- Born: November 22, 1993 (age 31) Portishead, Somerset, England
- Genres: Jazz
- Occupation(s): Musician, producer
- Instrument(s): Trumpet, flugelhorn
- Website: louisdowdeswell.com

= Louis Dowdeswell =

English jazz trumpeter (born 1993)

Louis Dowdeswell is an English jazz trumpeter. He is known for his ability in the upper register of the instrument.

==Career==
Dowdeswell played lead trumpet with the National Youth Jazz Orchestra from 2012 to 2014. He graduated from the Royal Academy of Music in 2016.

Throughout his career, Dowdeswell has performed with Jamie Cullum, Al Jarreau, Michael Bublé, Peter Andre, Josh Groban and Alfie Bowe.

He formed the Louis Dowdeswell Big Band, in which he collaborated with fellow trumpeter Wayne Bergeron and trombonist Callum Au.

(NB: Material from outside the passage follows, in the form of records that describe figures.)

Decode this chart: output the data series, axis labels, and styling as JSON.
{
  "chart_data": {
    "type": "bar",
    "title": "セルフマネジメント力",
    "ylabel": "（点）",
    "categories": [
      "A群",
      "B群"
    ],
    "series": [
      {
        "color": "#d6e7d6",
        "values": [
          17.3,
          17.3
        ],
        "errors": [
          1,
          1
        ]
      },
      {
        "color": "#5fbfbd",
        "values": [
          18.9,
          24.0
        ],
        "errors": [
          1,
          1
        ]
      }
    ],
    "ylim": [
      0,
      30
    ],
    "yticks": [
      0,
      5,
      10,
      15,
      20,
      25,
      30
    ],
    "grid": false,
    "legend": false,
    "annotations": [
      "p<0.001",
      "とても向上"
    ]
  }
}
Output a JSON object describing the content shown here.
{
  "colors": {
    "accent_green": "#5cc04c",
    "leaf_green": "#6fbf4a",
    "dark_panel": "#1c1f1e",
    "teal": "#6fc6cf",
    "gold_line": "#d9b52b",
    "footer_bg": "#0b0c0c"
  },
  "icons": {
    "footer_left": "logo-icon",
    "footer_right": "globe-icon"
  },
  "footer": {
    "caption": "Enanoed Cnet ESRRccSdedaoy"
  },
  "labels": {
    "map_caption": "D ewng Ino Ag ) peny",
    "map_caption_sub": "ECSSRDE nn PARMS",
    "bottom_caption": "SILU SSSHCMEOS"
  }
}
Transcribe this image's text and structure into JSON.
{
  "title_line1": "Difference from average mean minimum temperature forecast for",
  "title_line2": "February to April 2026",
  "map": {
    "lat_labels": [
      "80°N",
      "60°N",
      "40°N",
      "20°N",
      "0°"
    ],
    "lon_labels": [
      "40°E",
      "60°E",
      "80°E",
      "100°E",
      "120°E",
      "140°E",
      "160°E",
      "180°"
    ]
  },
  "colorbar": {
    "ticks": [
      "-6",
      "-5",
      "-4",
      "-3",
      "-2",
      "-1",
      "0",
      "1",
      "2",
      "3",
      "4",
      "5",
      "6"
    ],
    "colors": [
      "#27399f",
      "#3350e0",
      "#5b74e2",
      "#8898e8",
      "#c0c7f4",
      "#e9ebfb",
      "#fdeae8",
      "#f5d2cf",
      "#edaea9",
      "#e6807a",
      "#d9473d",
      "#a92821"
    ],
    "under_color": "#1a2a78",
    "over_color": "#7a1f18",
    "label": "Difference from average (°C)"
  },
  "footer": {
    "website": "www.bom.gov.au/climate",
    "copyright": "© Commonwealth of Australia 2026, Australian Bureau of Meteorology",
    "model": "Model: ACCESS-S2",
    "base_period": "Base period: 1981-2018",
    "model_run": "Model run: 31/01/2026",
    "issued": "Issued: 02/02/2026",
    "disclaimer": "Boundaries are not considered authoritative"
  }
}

They arranged a series of movie and TV series soundtracks (including Game of Thrones, The Incredible Suite, and Let it Go) for jazz band. He has played soundtracks for movies, including No Time to Die.

Dowdeswell and Cory Band's performance at the European Brass Band Championship were nominated for 2022 Newcomer of the Year by 2022 4BR Awards.

==Equipment==
Dowdeswell plays on the Yamaha Commercial Trumpet YTR-6335RC and the Yamaha Custom Z YFH-6310Z flugelhorn, and has released a line of custom mouthpieces.